A Touch of Hollywood in Chehalis – The Daily News

May 21, 2001

By Tom Paulu

Wearing a tux and jaunty black hat and sucking on a cigar, Curt Harris looked every bit the movie star as he waved to folks lined up outside the Chehalis Theater. For at least one day Harris and his co-stars in “The Immigrant Garden” were stars indeed. They arrived in classic cars and strode over a red carpet into the theater where the marquee read “world premier.” Market Street, the main drag in Chehalis, had a touch of Hollywood glitz Saturday for the first screenings of “The Immigrant Garden.” Southwest Washington residents who have spent hundreds of thousands of dollars and countless hours making the movie, hope it will eventually appear on TV, if not movie theaters.

“Immigrant Garden” grew from a play that Caroline Wood of Longveiw wrote a decade ago. Several years ago, she took a class in screenwriting from C. Tad Devlin of Chehalis, who has done extensive Hollywood film production work. Devlin said the class encouraged Wood to expand on the script, and the seeds of a movie were planted. The cast is largely amateurs who haven’t appeared in films before. And the crew members learned on the job from Devlin. ‘We made our own lights. We made our own dollies. We made our own cranes,” he said.

The story is set in Oakville, a small town in western Lewis County. Many of the scenes were filmed at the Borst Home in Centralia, although the cast came to the Rutherlen Mansion in Longveiw in the fall of 1999 for a ballroom dance scene. The story, set in 1910, revolves around a young woman,Cecily Barnes, who lives with her father, Arthur. Cecily’s mother died when the girl was 3, and Arthur often visits her grave to talk to her. Cecily discovers some seed packets from England bearing the inspirational words of Mrs. Beauchamp. The two begin a correspondence, the 80-year-old Mrs. Beauchamp provides the motherly advice that Cecily longs for. Cecily is headstrong, which gets her into trouble in school and with her father, who’s trying to hook her up with one of his students. Cecily would much rather march for women’s suffrage, and longs to travel to England to meet Mrs. Beauchamp. She writes that she dislikes having to squeeze herself into a corset for her 18th birthday party. “It is only when a woman is forced into the corset of society that a woman loses her strength,” her older pen pal responds. The girl also befriends her piano teacher who’s ostracized by the community because she’s a never-wed mother.

Wood’s original play had just two women; she concocted all the other extra characters for the movie. She researched the area’s history first. Wood said the black shopkeeper she invented would have been realistic for 1910 Washington – In the movie, Cecily finds she can’t work in his store because of his race. “The Immigrant Garden” moves slowly, apt for an era when people seldom traveled far from home and horseless carriages were just arriving on the scene. The camera lingers on misty fields and barns. It’s very much a character development picture – although one of the main characters, Mrs. Beauchamp only appears at the end.

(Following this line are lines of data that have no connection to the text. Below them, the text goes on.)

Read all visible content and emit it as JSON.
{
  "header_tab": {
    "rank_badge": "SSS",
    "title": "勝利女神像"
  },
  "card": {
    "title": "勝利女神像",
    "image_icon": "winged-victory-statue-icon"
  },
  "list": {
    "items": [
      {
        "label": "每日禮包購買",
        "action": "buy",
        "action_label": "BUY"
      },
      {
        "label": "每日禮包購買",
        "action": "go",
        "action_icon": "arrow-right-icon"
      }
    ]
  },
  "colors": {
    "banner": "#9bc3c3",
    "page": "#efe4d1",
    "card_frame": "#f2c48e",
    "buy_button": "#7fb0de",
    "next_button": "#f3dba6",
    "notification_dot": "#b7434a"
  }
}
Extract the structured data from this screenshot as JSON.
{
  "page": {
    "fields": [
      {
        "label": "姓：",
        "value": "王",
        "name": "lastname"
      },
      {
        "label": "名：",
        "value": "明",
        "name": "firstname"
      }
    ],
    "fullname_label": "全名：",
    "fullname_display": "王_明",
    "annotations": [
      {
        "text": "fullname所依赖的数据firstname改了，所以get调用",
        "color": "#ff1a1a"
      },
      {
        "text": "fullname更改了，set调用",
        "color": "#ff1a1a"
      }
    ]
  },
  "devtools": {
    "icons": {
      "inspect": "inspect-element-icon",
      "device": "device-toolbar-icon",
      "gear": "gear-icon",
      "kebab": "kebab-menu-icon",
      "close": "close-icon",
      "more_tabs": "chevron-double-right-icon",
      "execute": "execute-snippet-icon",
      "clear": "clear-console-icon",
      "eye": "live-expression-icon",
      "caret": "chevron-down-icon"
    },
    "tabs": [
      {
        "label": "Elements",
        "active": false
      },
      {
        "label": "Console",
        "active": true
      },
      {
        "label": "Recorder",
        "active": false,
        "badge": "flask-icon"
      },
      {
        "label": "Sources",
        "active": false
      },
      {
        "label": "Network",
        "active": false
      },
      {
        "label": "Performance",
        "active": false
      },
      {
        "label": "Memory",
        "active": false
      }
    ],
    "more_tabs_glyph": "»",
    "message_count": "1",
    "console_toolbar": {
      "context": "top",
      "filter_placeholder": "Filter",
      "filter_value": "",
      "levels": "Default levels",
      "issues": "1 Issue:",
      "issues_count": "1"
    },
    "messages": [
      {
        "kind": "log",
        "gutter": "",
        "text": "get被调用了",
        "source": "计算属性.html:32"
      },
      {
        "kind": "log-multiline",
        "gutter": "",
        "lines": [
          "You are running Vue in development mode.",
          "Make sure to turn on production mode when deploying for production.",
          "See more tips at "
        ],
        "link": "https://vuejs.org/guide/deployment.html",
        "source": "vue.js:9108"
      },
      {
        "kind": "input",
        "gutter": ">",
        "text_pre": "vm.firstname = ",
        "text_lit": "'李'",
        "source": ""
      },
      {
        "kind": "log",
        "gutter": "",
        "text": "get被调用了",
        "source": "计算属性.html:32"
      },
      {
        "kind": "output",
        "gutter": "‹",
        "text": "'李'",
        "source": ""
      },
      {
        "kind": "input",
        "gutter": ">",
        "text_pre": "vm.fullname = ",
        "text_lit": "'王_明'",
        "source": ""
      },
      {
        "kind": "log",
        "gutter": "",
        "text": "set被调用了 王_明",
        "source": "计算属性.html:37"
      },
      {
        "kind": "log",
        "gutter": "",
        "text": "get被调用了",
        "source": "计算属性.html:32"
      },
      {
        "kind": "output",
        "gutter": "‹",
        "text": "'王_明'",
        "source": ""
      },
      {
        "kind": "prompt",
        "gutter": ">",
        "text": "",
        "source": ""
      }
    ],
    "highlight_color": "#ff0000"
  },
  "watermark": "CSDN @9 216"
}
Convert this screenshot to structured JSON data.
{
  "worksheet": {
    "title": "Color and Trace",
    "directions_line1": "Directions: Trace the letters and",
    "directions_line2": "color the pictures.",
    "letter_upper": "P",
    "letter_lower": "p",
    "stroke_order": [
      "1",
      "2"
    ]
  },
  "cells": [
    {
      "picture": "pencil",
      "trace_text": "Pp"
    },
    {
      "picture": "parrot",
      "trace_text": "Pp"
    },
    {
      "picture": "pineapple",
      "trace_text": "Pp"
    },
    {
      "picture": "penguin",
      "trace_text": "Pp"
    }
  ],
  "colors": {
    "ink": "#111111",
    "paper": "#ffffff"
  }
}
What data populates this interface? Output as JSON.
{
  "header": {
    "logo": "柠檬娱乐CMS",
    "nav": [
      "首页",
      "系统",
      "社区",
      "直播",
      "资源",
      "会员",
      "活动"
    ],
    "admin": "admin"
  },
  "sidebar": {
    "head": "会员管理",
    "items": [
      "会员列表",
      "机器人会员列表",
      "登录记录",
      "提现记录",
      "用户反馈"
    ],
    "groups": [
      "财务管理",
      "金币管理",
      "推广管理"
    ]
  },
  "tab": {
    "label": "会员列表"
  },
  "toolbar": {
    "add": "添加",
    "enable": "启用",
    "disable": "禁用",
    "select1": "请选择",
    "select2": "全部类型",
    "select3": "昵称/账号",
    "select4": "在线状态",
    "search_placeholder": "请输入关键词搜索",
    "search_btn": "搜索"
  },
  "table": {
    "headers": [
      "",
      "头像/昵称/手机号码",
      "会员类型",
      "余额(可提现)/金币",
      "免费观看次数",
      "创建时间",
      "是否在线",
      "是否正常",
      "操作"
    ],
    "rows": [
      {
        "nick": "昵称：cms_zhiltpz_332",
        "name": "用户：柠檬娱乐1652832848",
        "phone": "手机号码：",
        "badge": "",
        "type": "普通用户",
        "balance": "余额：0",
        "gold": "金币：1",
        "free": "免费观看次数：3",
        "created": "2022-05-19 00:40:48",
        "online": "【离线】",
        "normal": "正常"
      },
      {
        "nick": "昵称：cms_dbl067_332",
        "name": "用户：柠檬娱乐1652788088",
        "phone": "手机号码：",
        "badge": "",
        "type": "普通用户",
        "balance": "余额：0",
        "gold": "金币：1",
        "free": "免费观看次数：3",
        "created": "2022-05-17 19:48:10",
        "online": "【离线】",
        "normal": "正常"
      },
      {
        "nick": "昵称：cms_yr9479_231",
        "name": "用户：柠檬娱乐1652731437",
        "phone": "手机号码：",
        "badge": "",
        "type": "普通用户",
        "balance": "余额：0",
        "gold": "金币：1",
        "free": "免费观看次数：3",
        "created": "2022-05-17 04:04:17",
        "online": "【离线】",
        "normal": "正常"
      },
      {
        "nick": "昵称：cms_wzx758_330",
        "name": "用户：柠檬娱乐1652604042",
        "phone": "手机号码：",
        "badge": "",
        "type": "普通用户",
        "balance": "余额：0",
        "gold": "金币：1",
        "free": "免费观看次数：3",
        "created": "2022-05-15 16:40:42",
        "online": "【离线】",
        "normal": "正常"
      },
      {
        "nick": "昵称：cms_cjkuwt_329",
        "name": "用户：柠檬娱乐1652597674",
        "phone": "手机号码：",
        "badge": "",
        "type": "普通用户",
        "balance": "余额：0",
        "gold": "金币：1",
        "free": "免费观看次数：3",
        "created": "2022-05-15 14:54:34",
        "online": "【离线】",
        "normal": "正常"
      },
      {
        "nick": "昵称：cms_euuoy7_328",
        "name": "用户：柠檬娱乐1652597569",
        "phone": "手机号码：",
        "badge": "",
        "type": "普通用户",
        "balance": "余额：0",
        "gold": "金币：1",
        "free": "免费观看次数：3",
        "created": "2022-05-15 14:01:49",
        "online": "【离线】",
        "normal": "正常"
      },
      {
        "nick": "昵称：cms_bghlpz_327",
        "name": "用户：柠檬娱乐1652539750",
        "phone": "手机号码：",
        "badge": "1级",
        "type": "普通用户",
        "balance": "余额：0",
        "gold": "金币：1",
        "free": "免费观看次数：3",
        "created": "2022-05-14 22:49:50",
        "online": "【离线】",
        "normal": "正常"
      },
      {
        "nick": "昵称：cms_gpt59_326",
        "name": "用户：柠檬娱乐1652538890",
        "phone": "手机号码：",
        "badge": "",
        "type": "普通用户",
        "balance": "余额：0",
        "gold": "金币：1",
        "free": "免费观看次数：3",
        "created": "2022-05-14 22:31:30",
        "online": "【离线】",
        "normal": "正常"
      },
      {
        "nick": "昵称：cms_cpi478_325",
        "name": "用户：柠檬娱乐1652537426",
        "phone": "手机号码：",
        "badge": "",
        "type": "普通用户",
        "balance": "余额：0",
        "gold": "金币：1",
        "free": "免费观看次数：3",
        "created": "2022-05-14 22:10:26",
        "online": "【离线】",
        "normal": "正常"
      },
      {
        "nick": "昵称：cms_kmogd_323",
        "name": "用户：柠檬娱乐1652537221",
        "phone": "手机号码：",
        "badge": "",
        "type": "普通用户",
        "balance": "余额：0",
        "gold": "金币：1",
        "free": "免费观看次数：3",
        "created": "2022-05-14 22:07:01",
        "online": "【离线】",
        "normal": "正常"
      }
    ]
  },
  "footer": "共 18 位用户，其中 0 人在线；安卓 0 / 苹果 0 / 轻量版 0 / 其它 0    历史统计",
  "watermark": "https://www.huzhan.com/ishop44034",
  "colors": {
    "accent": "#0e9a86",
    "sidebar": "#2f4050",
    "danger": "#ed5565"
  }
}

Angela Johnson, 19, of Onalaska, said she felt overwhelmed at the premier. She said she took her character’s development to heart during filming. “I grew from it.” Johnson, a drama student at Centralia College, plans to get an agent and head to the Seattle or Portland areas to further her career. She has high hopes for the film because, “It’s just one of those classics.” Harris who plays Cecily’s father, took six weeks off work for the filming. Like other actors he didn’t see the film until Saturday. “It had a lot more depth to it” than he expected, he said. Former Longveiw actor Peter Lewis plays the bumbling student Rigor, who Cecily likes more than the snob her father wants her to favor. The finished product was “a lot better than I expected,” Lewis said. Phillip Kennedy, Micheal Duncan and Tabitha Oullette are other actors in the cast.

After the showing, Devlin said that he and crew members had been up the previous few nights working on the sound. He wasn’t satisfied with it, and planned to add new background music. Even though the actors agreed to be paid only if the film turns a profit, making “The Immigrant Garden” still cost $729,000, Devlin said. “About a half million came from my pocket.” It would have cost another half million if the film had been shot on film instead of digital videotape. His next step is to enter “The Immigrant Garden” in film festivals and try to market it. Devlin said the premier is proof that an independent producer can make a movie in an industry dominated by a few major studios. “This is almost as revolutionary as the printing press,” he said.